The Budget is alarming—
what
waste of money is going on!
17
We shall be a ruined country in about a month, at this rate. The big surtax payers will be left with only 3/- in every pound. How cross Uncle R. would have been!… And 7/6 is bad enough for us smaller incomes. Half the London shops are closing or closed, and their staffs sacked. And all this government-paid A.R.P. work etc. is taking men out of industry, and ruining the industries, and paying the men out of public money. The world seems to have gone quite crazy….

Very much love.

E.R.M.

Monday [3 October, 1939]
18

I think things move, and Peace with Ignominy is gaining in the country. Push on with the good work.

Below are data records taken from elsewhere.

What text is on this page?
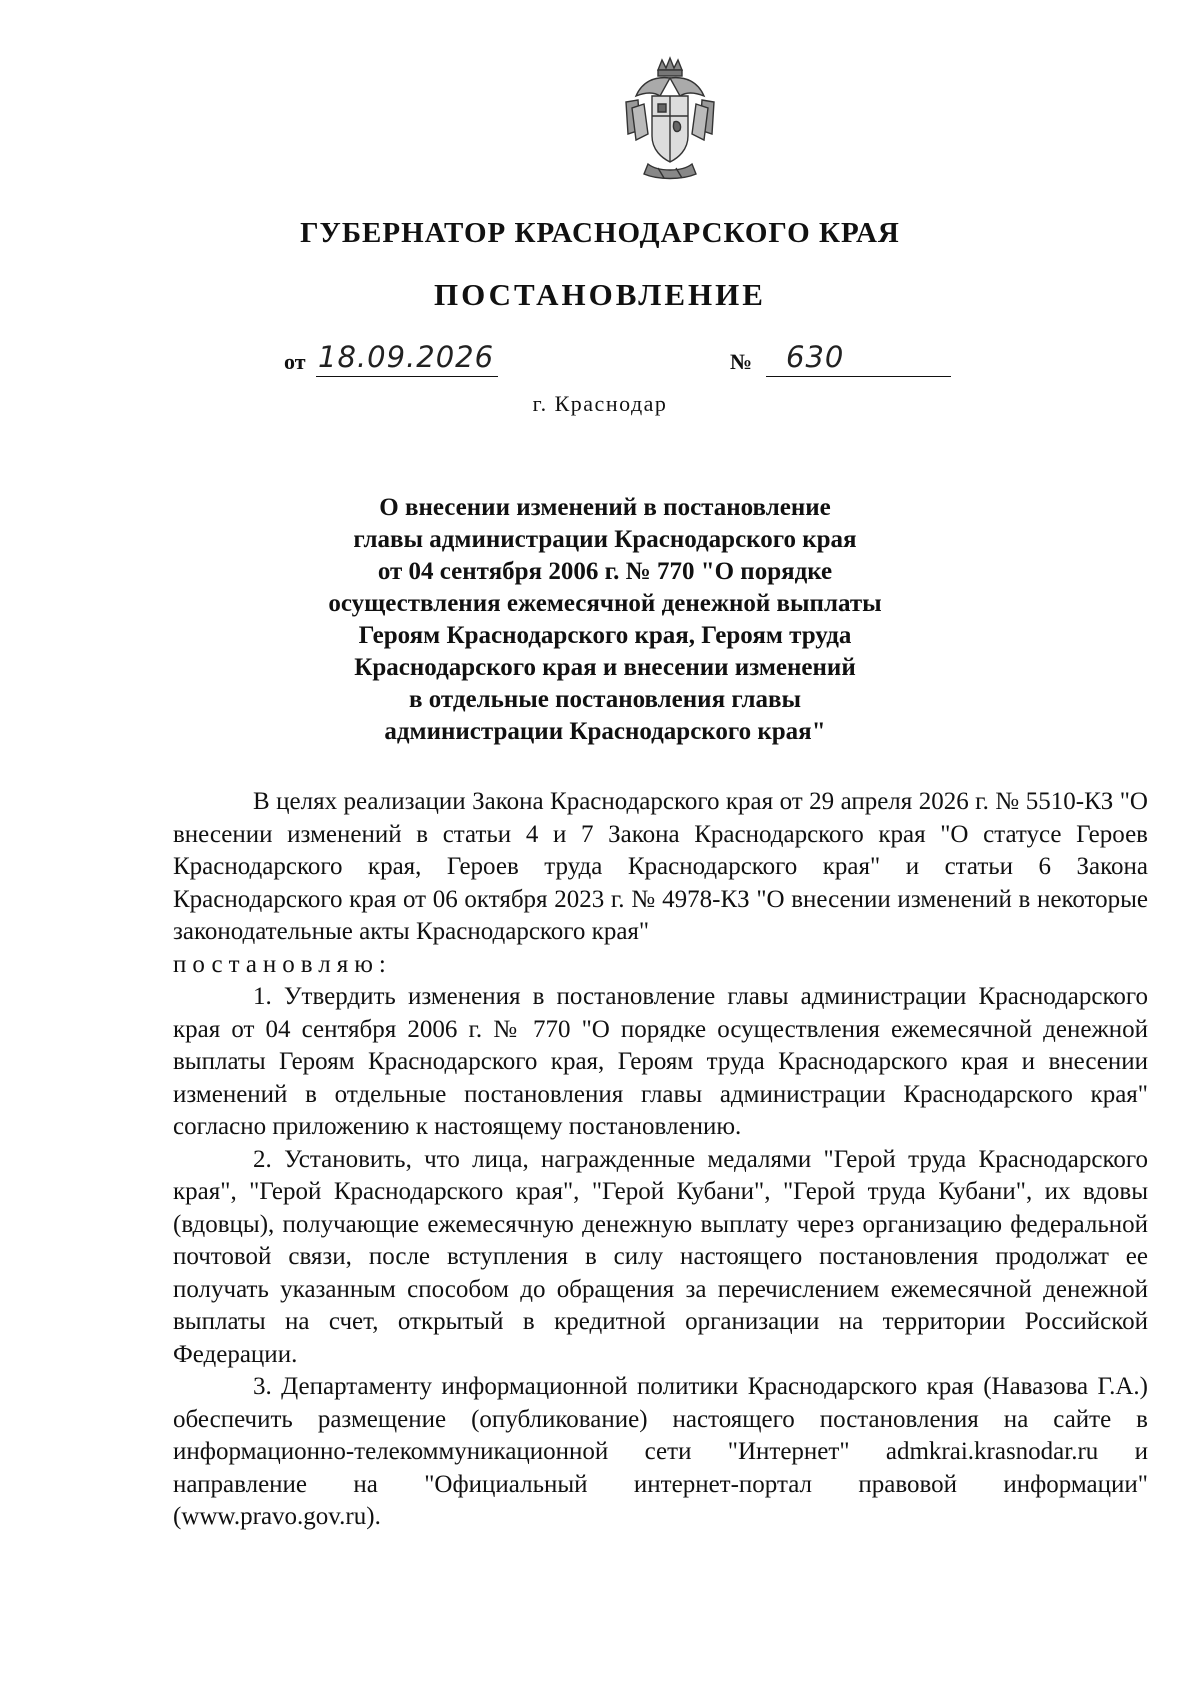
ГУБЕРНАТОР КРАСНОДАРСКОГО КРАЯ
ПОСТАНОВЛЕНИЕ
от 18.09.2026	№ 630
г. Краснодар
О внесении изменений в постановление
главы администрации Краснодарского края
от 04 сентября 2006 г. № 770 "О порядке
осуществления ежемесячной денежной выплаты
Героям Краснодарского края, Героям труда
Краснодарского края и внесении изменений
в отдельные постановления главы
администрации Краснодарского края"

В целях реализации Закона Краснодарского края от 29 апреля 2026 г. № 5510-КЗ "О внесении изменений в статьи 4 и 7 Закона Краснодарского края "О статусе Героев Краснодарского края, Героев труда Краснодарского края" и статьи 6 Закона Краснодарского края от 06 октября 2023 г. № 4978-КЗ "О внесении изменений в некоторые законодательные акты Краснодарского края"

постановляю:

1. Утвердить изменения в постановление главы администрации Краснодарского края от 04 сентября 2006 г. № 770 "О порядке осуществления ежемесячной денежной выплаты Героям Краснодарского края, Героям труда Краснодарского края и внесении изменений в отдельные постановления главы администрации Краснодарского края" согласно приложению к настоящему постановлению.

2. Установить, что лица, награжденные медалями "Герой труда Краснодарского края", "Герой Краснодарского края", "Герой Кубани", "Герой труда Кубани", их вдовы (вдовцы), получающие ежемесячную денежную выплату через организацию федеральной почтовой связи, после вступления в силу настоящего постановления продолжат ее получать указанным способом до обращения за перечислением ежемесячной денежной выплаты на счет, открытый в кредитной организации на территории Российской Федерации.

3. Департаменту информационной политики Краснодарского края (Навазова Г.А.) обеспечить размещение (опубликование) настоящего постановления на сайте в информационно-телекоммуникационной сети "Интернет" admkrai.krasnodar.ru и направление на "Официальный интернет-портал правовой информации" (www.pravo.gov.ru).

I don't like all these stores of food and men
19
arriving in France, it will look so silly bringing them back. But we might pretend it is for manœeuvres. However, we must just make up our minds to look silly, of course. We have already run through a fortune over it. It is an interesting cleavage among people of goodwill. Virginia Woolf tells me the editor of the
New Statesman
20
has gone over to Peace, and will come out with it in next number. She is for Peace, Leonard (her husband) for the war. The Communists and the Fascists both for Peace, to please Russia and the Nazis. The Church for War. And the Universities, and the House of Commons, and the Judges, Barristers, Clubmen, journalists (Vernon Bartlett, King-Hall, etc.) and nearly the whole press. My Mrs Browne
21
for Peace, on any terms. The war party are sure Hitler will make war on us
in a year or so if we let him get stronger now. The Communist
Daily Worker
is very funny just now, it makes out the Nazi attack on Poland as a Polish invasion of Germany and Russia, and Poland's being crushed by Gemany as a kind of spontaneous disintegration, a falling to pieces from internal weakness, from which Russia has delivered her and ‘established Peace in Europe'. What with these and the Mosley party, any one might be disgusted with the idea of peace on their terms. Just heard Ebor.
22
Smug. His idea of our unanimity shows what limited circles he moves in. He should meet 'Ubby.
23
And his Conference should come now, not after the war.